MWANGI: Is Magufuli’s broom strong enough to sweep EAC?

By Isaac Mwangi, East African News Agency

It is ironic that some of the worst corruption in the region is going on right under Tanzanian President John Pombe Magufuli’s nose, though there may be little that he can do to alter the situation. The stink raised by the corruption and mismanagement at the East African Community, headquartered in the northern Tanzanian town of Arusha, is in sharp contrast to the good news emanating from Magufuli’s administration.

But East Africa has for long been a land of contradictions: The accolades granted Rwanda’s Paul Kagame are in sharp contrast to the rebukes against Kenya’s corrupt leaders; the ethnic harmony in Tanzania provides an entirely different scenario from the divisions that are once again threatening civil war in Burundi, and the affluence of the ruling classes in the whole region are simply shameful when one looks at the plight of the children in many rural areas and urban slums.

With the rise of President John Magufuli to power, these contradictions are now reaching dizzying heights. The new Tanzanian President has proved himself a beacon of good governance and prudent financial spending. He has endeared himself to people in the region and beyond with his strict, hands-on approach and zero tolerance for corruption.

As the region continues its dalliance with regional integration – sometimes seriously, but mostly in a back-and-forth game – it can at least borrow a few ideas from President Magufuli. In particular, the regional institutions we are creating cannot be allowed to become a showcase of corruption, ethno-nationalistic rivalry and sheer incompetence.

But expecting them to be different would perhaps be folly, considering the weaknesses of the partner states that make up the community. For if there the corruption in Kenya and Uganda is gargantuan, would it be reasonable to expect a multinational organization that brings together these two countries to be any different?

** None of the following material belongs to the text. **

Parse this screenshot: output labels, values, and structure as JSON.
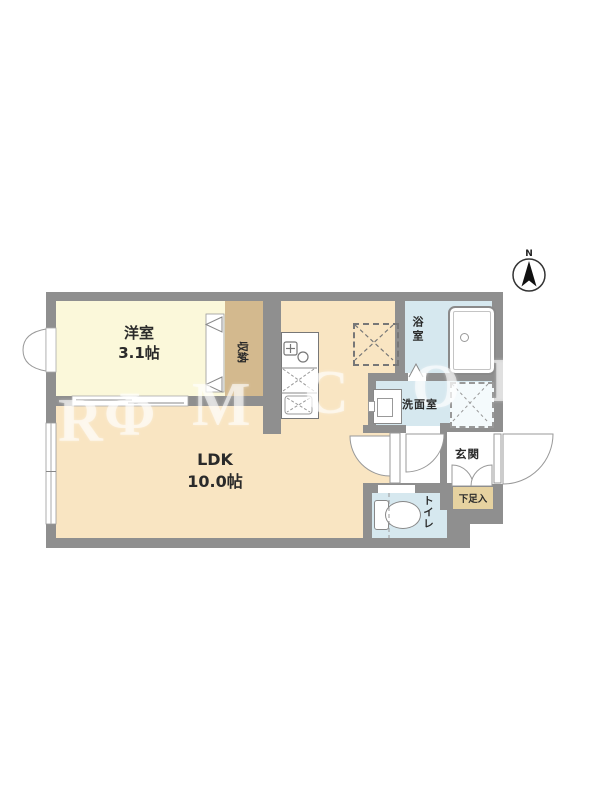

The challenge, therefore, is to establish a different culture for our multilateral institutions such that while they continue operating right in our midst, they will not be contaminated with the issues that bedevil our nations and hold them captive.

Though we are far from perfection, today the region boasts at least two leaders who have proven credentials in fighting corruption and indiscipline: Magufuli and Kagame. Perhaps, it is time that they brought their weight to bear on our regional institutions.

One year after the other, audit reports emanating from the East African Community Secretariat, its organs and institutions have made deeply distressing reading. The documented plunder of regional resources has not raised much ire from across the region, perhaps because many citizens are ill-informed about regional matters.

Yet, this rot cannot be allowed to continue. Reports by the various committees of the East African Legislative Assembly (EALA) have many times called into question the blatant theft of funds at EAC institutions. But the gravy train continues.

There are endless trips by senior officers, led by top most leaders. Most of them are out of the office on various trips most of the year. The regional legislators themselves, despite questioning this blatant misuse of funds, have also joined the bandwagon, moving from one capital to another as they hold outside sessions.

What is the point of such sessions? Our national legislatures conduct their affairs comfortably without having to move from one town to another pretending to be meeting the people; why can’t EAC legislators, similarly, work from their comfortable premises in Arusha?

The members of the regional Assembly have also been claiming to undertake sensitization missions. While this may sound noble, it should be noted that this is none of their business. Their work is to make laws, and sensitization can best be achieved through strengthening the Public Affairs Department of the EAC Secretariat, which would then be required to work effectively with stakeholders across the region.

It is particularly disheartening that the funds being squandered are largely donor funds. And what about the lavish retreats? That makes it difficult that we shall in the near future wean ourselves from donor dependency. Moreover, programmes that ought to have been achieved using these funds, for the purpose of greater regional integration, end up taking much longer or failing.

The highest decision-making organ of the EAC is the Heads of State summit. Hopefully, Magufuli will reach beyond Tanzania and work his magic to move the other Heads of State to see reason in cleaning up the community’s institutions.